The court below acknowledged the facts as stated in its reasoning by taking full account of the employment evidence, and determined that the defendants conspired to lease entertainment taverns to Nonindicted 1 or lend business expenses, such as prepaid money, etc. of female employees, and provided buildings or funds by Defendant 1 through leasing entertainment taverns to Nonindicted 2, Nonindicted 3, etc. or lending the prepaid money to the female employees, etc., and that the buildings or funds are used for the crime of aiding and abetting prostitution for business purposes by Nonindicted 1, Nonindicted 2, and Nonindicted 3, etc., and maintained the judgment of the court of first instance which was applied to the defendants as crimes of violation of Article 25 (1) 3 and 2 of the Act on the Prevention of Prostitution, etc., and in light of the above legal principles and the records, the court below's judgment on the preparation of evidence, fact-finding, and determination at the court of first instance is acceptable, and there is no violation of the rules of evidence or misapprehension of legal principles as to a crime of violation of Article 25 (1) 3 and 2 of the Prevention of Prostitution, etc.

2. In light of the records, we affirm the decision of the court below that the person who received prepaid payments from Defendant 1 is not female employees, who are the formal debtor specified in the loan certificate, but the owner of entertainment taverns.
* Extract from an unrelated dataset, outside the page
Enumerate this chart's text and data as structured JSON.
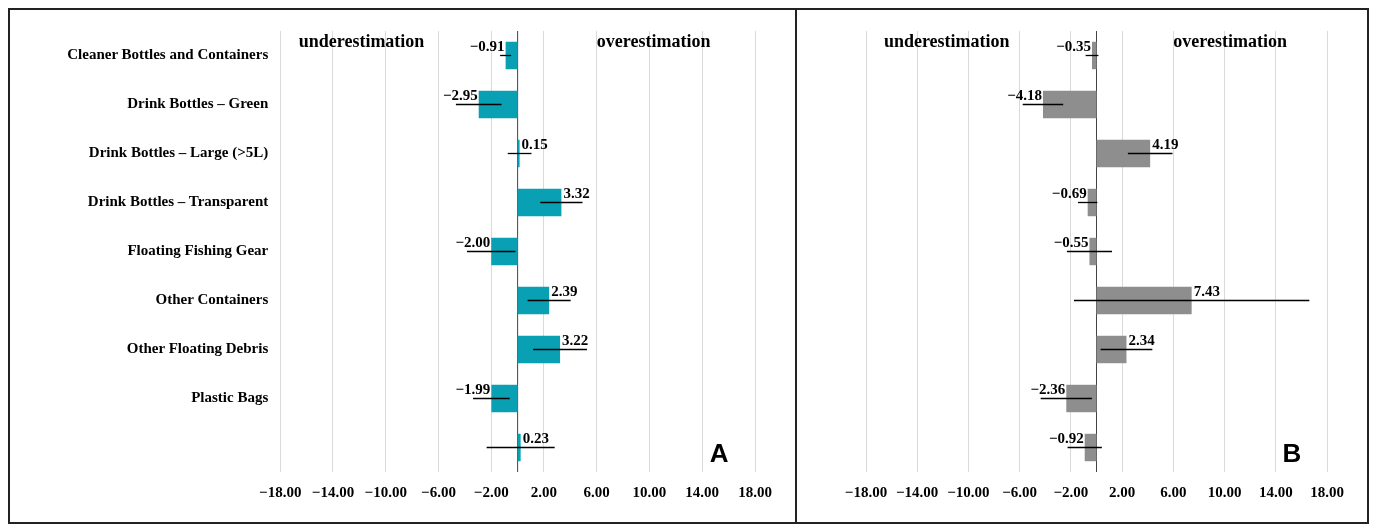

There is no error in the misapprehension of legal principles as to the violation of the Prevention of Violation of the Act, such as incomplete deliberation, misconception of facts due to the violation of the rules of evidence, and leapsing, etc.

3. Examining the evidence adopted by the court below in light of the records, it is sufficiently recognized that Defendant 2 was used in collusion with Defendant 1, who is the husband, for the business of arranging prostitution, and the crime of violation of the Prevention Act, such as the act of prostitution, etc., by providing the building and funds to Nonindicted 1, even though he was aware of the fact that it was used for the crime of arranging prostitution, so the judgment below to the same purport is acceptable, and there is no error of law such as incomplete deliberation,

4. Therefore, all appeals are dismissed. It is so decided as per Disposition by the assent of all participating Justices on the bench.